Chronic wounds can exhibit excessive amounts of inflammation, and it has been observed that the presence of excessive neutrophils can be detrimental to wound repair35. In a study of neutrophil-depleted mice36, the presence of neutrophils delayed re-epithelialisation. The presence of excessive quantities of neutrophils gives rise to high levels of proteases and reactive oxygen species such as superoxide and hydrogen peroxide which have been implicated in chronic and slow-to-heal wounds37,38. Similarly, increased macrophage quantities, if left unchecked, can contribute to delayed wound healing39. This increase is particularly relevant if macrophages then fail to progress from a pro-inflammatory to a pro-healing phenotype, leaving a wound unable to proceed out of the inflammatory phase of healing40. We observed a reduction in neutrophil and macrophage numbers within the biofilm-infected wounds after 3 days treatment with all the silver dressings, although the reduction was more pronounced with the Ag Oxysalts dressings. This reduction may occur as a direct result of the silver on the immune response, in response to a reduction in bioburden or due to the wounds being at a more advanced stage of healing and thus the immune cells within the wound are diminishing. This reduction in inflammatory cells within the wound is likely to support a favourable wound environment for healing. The mechanism of action to how Ag Oxysalts promote healing independent of infection remains unclear, however the ability of Ag Oxysalts to produce oxygen and also to breakdown detrimental levels of the inflammatory mediator, hydrogen peroxide may explain and requires further studies17.
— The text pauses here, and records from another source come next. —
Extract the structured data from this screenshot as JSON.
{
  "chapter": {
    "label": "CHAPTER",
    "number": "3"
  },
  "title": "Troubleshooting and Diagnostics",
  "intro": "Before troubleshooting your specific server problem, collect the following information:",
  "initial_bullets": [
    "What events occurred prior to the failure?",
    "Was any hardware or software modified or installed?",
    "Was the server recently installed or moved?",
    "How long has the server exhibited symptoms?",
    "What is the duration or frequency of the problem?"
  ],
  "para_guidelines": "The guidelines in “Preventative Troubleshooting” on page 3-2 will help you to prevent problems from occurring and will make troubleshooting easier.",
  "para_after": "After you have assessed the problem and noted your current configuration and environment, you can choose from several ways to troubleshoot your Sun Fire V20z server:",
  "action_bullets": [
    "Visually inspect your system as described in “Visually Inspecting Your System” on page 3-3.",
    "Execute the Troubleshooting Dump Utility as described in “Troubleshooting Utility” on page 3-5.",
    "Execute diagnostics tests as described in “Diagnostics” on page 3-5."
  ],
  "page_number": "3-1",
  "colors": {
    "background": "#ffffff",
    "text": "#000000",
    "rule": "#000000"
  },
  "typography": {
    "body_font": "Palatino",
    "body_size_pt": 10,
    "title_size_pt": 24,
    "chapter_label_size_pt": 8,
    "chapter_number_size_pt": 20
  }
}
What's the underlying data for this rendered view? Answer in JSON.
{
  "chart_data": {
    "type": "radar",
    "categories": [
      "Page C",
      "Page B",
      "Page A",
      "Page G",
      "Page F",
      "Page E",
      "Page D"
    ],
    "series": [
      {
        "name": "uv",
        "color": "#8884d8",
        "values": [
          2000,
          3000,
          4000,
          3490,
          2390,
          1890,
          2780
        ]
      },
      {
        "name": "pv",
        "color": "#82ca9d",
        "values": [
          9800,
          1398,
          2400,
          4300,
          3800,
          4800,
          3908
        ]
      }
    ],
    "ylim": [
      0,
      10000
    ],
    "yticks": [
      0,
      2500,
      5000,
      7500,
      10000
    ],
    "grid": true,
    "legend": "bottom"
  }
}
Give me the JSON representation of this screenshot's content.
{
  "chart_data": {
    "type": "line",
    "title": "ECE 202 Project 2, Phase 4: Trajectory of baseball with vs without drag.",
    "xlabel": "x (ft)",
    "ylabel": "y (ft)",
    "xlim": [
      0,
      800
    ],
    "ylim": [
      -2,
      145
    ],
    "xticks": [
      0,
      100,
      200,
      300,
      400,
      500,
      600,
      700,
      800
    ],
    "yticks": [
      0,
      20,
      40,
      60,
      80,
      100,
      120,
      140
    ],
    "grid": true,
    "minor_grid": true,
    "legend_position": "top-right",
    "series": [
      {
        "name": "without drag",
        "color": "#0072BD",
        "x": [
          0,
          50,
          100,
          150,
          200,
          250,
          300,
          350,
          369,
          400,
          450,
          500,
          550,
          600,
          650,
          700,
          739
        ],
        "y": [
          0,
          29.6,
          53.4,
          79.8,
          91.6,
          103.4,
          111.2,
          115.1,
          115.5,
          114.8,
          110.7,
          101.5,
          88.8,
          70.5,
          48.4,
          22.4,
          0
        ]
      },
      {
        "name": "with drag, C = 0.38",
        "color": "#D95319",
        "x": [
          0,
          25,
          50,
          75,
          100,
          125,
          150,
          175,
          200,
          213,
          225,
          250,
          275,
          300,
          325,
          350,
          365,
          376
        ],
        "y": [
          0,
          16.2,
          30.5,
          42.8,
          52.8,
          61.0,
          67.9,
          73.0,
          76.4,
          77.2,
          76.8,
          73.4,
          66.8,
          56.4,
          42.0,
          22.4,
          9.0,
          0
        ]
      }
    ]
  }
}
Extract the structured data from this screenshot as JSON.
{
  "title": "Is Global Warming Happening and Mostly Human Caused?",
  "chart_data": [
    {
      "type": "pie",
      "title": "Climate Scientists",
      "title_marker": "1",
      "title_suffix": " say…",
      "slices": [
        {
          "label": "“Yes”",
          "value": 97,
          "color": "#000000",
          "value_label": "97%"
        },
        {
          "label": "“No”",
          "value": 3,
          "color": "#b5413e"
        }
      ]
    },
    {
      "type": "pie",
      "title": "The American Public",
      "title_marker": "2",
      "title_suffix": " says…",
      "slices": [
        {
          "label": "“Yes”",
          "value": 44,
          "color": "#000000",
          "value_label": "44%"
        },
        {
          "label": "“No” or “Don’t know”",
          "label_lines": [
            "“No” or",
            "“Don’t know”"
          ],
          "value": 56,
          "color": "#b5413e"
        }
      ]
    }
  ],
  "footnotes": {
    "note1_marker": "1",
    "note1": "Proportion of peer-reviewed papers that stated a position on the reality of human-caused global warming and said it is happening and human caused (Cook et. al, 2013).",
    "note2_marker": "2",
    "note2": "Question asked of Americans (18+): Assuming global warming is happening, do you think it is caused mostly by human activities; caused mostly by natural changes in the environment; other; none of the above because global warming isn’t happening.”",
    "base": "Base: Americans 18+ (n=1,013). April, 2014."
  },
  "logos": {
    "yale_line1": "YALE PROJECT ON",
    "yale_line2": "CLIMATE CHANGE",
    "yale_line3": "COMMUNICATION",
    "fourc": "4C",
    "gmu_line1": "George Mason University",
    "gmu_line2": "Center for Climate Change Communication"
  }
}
Chronic non-healing infected wounds are a challenge for clinicians and patients alike. While many dressings have claims of antimicrobial efficacy, studies rarely focus on other crucial factors contributing to the wound microenvironment. This study revealed different silver technologies have different antimicrobial efficacies and importantly have different impacts on the wound environment and healing independent of infection. Whilst these in vitro and in vivo studies shed light on the effectiveness of these dressings to treat wound infection and improve healing, randomised controlled trials are required to assess the effectiveness of these dressings within the clinic.